The Naamankajoki River is born in Lake Naamankajärvi and runs into the Näljänkäjoki River. This river
section consists nearly entirely of rapids and there is only one small quiet section between the faster waters. The river's rapids were restored for the purposes of recreational fishing in 1999. The rapids in the upper reaches flow fiercely while the lower reaches are calmer. The entire Naamankajoki stretch is a fly fishing area where fishing is only permitted using regular fly fishing tackle. The rapids are accessible via forest lorry roads leading from Luokkala to Parkkila near the village of Joukokylä. Length: 4.5 km.

  • Average width: 10-13 m.
  • Target species: Grayling.
  • Hotspots: Kokkokoski Rapids, Harrivirta.

A small river fishing destination with no rapids. The banks are bushy and hard to traverse.

  • Length: 7 km
  • Average width: 4–6 m.
  • Target species: Pike, Perch.


The banks of the rivers consist mainly of commercial forests used in forestry, but there are also protected old woods in the area. If you wish to fish in an environment that is as pristine as possible, the protected woods in the permit area may be found around:

  • The southern banks of the Kuurnakoski and Särkikoski Rapids in the Korvuanjoki River.
  • Both banks of the Korpijoki River.
  • The lower section of Pitkäkoski Rapids and the upper section of Oravikoski Rapids in the Näljänkäjoki River.
  • The lower section of Taivalkoski Rapids in the Lylyjoki River.
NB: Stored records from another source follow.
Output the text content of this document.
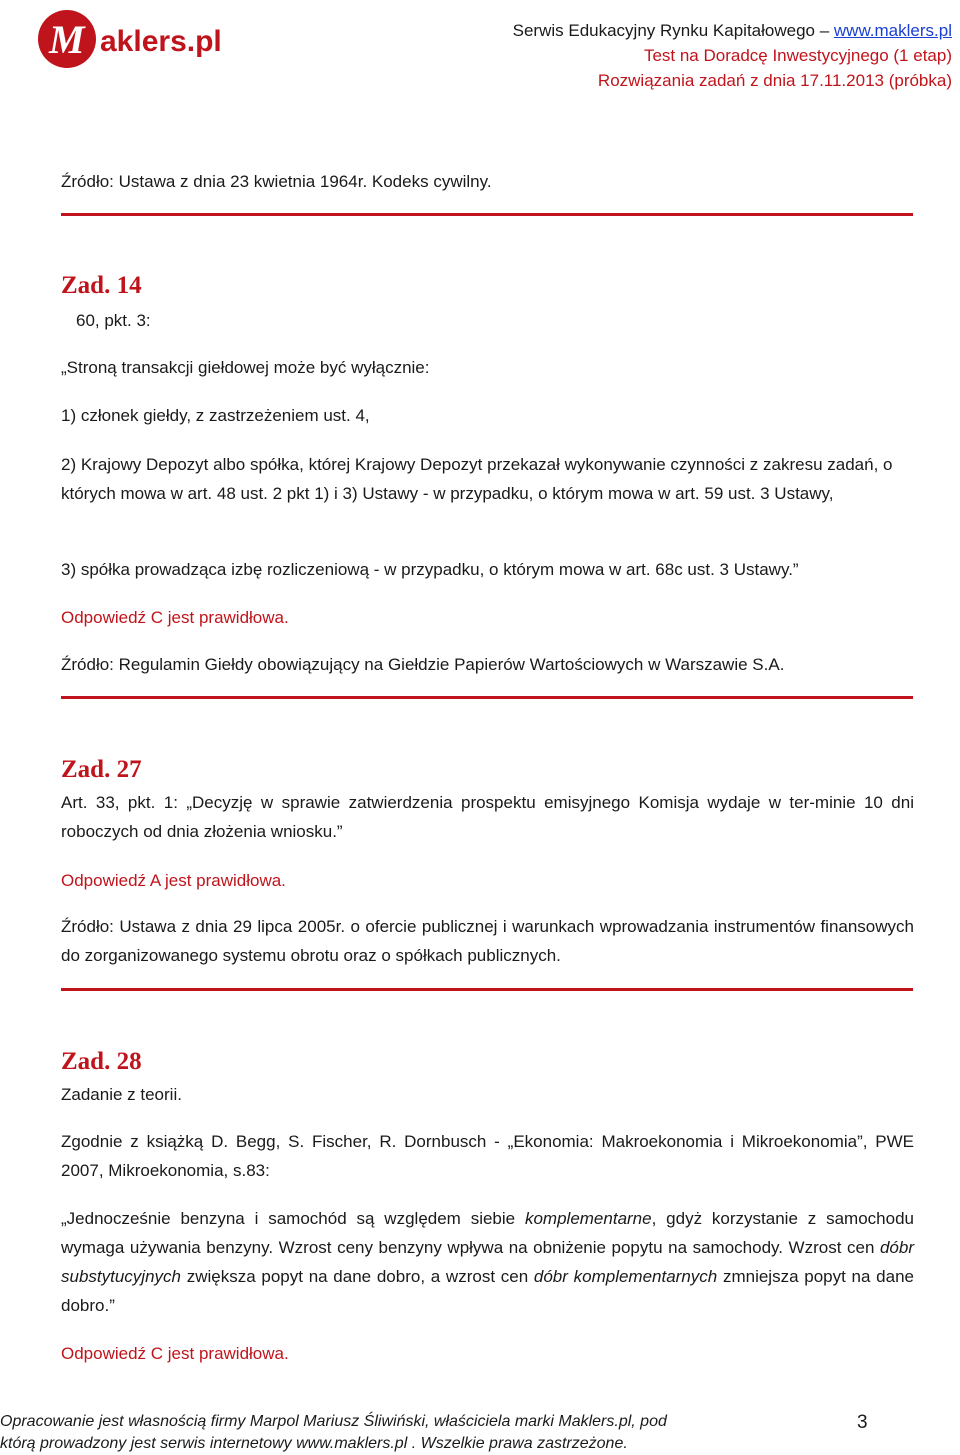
M aklers.pl	Serwis Edukacyjny Rynku Kapitałowego – www.maklers.pl
Test na Doradcę Inwestycyjnego (1 etap)
Rozwiązania zadań z dnia 17.11.2013 (próbka)
Źródło: Ustawa z dnia 23 kwietnia 1964r. Kodeks cywilny.
Zad. 14
60, pkt. 3:
„Stroną transakcji giełdowej może być wyłącznie:
1) członek giełdy, z zastrzeżeniem ust. 4,
2) Krajowy Depozyt albo spółka, której Krajowy Depozyt przekazał wykonywanie czynności z zakresu zadań, o których mowa w art. 48 ust. 2 pkt 1) i 3) Ustawy - w przypadku, o którym mowa w art. 59 ust. 3 Ustawy,
3) spółka prowadząca izbę rozliczeniową - w przypadku, o którym mowa w art. 68c ust. 3 Ustawy.”
Odpowiedź C jest prawidłowa.
Źródło: Regulamin Giełdy obowiązujący na Giełdzie Papierów Wartościowych w Warszawie S.A.
Zad. 27
Art. 33, pkt. 1: „Decyzję w sprawie zatwierdzenia prospektu emisyjnego Komisja wydaje w ter-minie 10 dni roboczych od dnia złożenia wniosku.”
Odpowiedź A jest prawidłowa.
Źródło: Ustawa z dnia 29 lipca 2005r. o ofercie publicznej i warunkach wprowadzania instrumentów finansowych do zorganizowanego systemu obrotu oraz o spółkach publicznych.
Zad. 28
Zadanie z teorii.
Zgodnie z książką D. Begg, S. Fischer, R. Dornbusch - „Ekonomia: Makroekonomia i Mikroekonomia”, PWE 2007, Mikroekonomia, s.83:
„Jednocześnie benzyna i samochód są względem siebie komplementarne, gdyż korzystanie z samochodu wymaga używania benzyny. Wzrost ceny benzyny wpływa na obniżenie popytu na samochody. Wzrost cen dóbr substytucyjnych zwiększa popyt na dane dobro, a wzrost cen dóbr komplementarnych zmniejsza popyt na dane dobro.”
Odpowiedź C jest prawidłowa.
Opracowanie jest własnością firmy Marpol Mariusz Śliwiński, właściciela marki Maklers.pl, pod
którą prowadzony jest serwis internetowy www.maklers.pl . Wszelkie prawa zastrzeżone.
3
Nature enthusiasts should also definitely pay a visit to the Siikavaara Nature Preserve, which is one of the most treasured nature destinations in our country in terms of both scenery and plant life. The nature preserve is covered by a comprehensive network of trails and hiking structures. Siikavaara is located on the east side of the Korpijoki River.